The platform requires that participants in your contest submit an abstract, but what is included in that submission is up to you. It also supports a range of files, so your contest could be a logo redesign, social media policy, video clip, or conference session proposal.

It Isn’t Free—and That’s OK
Running a contest on iStart isn’t free, even for nonprofits, but I think that’s okay. Crowdsourcing is still something that many organizations think is easy, and when we think something is easy, we tend not to put many resources into it. That’s a major reason why, many times, organizations don’t feel like their crowdsourcing efforts really work—they didn’t plan for all the effort it takes to recruit and to facilitate a contest.

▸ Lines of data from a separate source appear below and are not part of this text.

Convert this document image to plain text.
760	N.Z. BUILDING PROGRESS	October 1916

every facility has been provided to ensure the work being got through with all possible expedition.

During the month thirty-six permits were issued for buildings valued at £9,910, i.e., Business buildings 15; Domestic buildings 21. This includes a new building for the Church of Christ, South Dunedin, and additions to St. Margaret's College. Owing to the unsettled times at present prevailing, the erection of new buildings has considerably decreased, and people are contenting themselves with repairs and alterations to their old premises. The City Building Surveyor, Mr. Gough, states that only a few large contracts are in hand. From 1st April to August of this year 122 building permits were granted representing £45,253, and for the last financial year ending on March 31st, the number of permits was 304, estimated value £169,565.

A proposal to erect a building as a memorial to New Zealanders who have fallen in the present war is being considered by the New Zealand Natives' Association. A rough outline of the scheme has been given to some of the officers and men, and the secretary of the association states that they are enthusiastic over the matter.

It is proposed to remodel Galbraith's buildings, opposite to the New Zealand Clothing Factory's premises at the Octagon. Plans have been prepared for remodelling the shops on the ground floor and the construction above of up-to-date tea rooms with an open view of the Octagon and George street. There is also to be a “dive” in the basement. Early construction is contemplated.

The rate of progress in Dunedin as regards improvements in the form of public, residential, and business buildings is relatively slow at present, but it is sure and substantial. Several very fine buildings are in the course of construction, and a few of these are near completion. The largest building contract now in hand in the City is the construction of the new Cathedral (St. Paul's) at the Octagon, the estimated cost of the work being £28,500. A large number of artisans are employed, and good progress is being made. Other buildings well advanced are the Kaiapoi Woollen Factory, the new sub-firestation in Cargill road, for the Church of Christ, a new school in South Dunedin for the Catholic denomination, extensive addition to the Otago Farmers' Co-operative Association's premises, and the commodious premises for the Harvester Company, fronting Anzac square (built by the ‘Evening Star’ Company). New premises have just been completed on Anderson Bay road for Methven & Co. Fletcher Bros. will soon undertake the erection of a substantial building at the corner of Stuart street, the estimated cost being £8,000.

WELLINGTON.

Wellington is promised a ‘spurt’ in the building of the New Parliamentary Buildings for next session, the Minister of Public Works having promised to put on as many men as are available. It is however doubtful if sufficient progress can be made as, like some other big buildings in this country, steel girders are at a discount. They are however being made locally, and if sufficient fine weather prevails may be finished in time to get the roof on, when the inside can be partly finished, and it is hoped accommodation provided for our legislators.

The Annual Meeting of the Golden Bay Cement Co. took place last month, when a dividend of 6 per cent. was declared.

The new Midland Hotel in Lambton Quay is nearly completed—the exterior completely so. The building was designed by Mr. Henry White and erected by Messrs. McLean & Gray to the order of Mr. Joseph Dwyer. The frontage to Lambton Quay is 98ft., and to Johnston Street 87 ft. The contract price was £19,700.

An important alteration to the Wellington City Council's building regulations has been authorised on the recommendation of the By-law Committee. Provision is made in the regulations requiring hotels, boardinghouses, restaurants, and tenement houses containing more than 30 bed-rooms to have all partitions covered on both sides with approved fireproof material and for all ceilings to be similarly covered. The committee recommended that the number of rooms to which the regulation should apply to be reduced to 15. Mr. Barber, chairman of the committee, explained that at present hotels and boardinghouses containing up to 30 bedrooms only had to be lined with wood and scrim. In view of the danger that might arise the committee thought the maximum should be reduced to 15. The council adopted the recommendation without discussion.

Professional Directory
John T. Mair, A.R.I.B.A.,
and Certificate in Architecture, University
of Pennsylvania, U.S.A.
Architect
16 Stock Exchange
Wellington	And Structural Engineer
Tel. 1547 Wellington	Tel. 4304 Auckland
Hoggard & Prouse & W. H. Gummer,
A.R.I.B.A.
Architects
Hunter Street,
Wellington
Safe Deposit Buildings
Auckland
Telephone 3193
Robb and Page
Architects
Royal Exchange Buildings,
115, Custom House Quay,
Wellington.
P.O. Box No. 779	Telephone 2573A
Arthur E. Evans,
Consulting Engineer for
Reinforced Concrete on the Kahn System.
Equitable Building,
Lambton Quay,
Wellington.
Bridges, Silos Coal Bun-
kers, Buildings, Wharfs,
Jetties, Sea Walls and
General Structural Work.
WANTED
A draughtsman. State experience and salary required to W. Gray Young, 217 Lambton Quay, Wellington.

The fact that nonprofits do have to pay to use the platform means they will save themselves the headache of moderating submissions on their own website (through emails or comments, or however else). It also encourages strategic planning ahead of launching a contest, which helps organizations identify whether it’s really the best tactic to deploy.

Making It Work for You
You can jump right to iStart’s FAQ for information about pricing and getting started, but if you think you want to dive in to the crowdsourcing world, here are a few things to keep in mind:
• Have a plan. Know why crowdsourcing is right for what you’re doing and how you will engage participants after the contest is over.
• Communicate. Be sure your email list, your Facebook page, your Twitter followers, and all of your partners know that you’re running a contest before you launch it so that they can get ready to participate and to spread the word for you.
• Establish rules. Make your rules for participation clear and public.
• Give it time. Don’t hold a contest for a day; people need a couple of weeks at least to see the contest has launched, think about or work on their idea, and submit.
• Stick to your word. If you say you’re going to pick a winner, then you should. If you say there will be three finalists, then there should be three (or more if there’s a tie). In case you don’t get the kind of submissions you’re after, either plan to pick a winner and work with them to develop their submission further, or include in the rules that winning doesn’t necessarily mean the winning submission will be used.

Have you run a crowdsourcing contest before? How did it go and what did you learn? Are you thinking of diving in—what questions do you have about the process or strategy?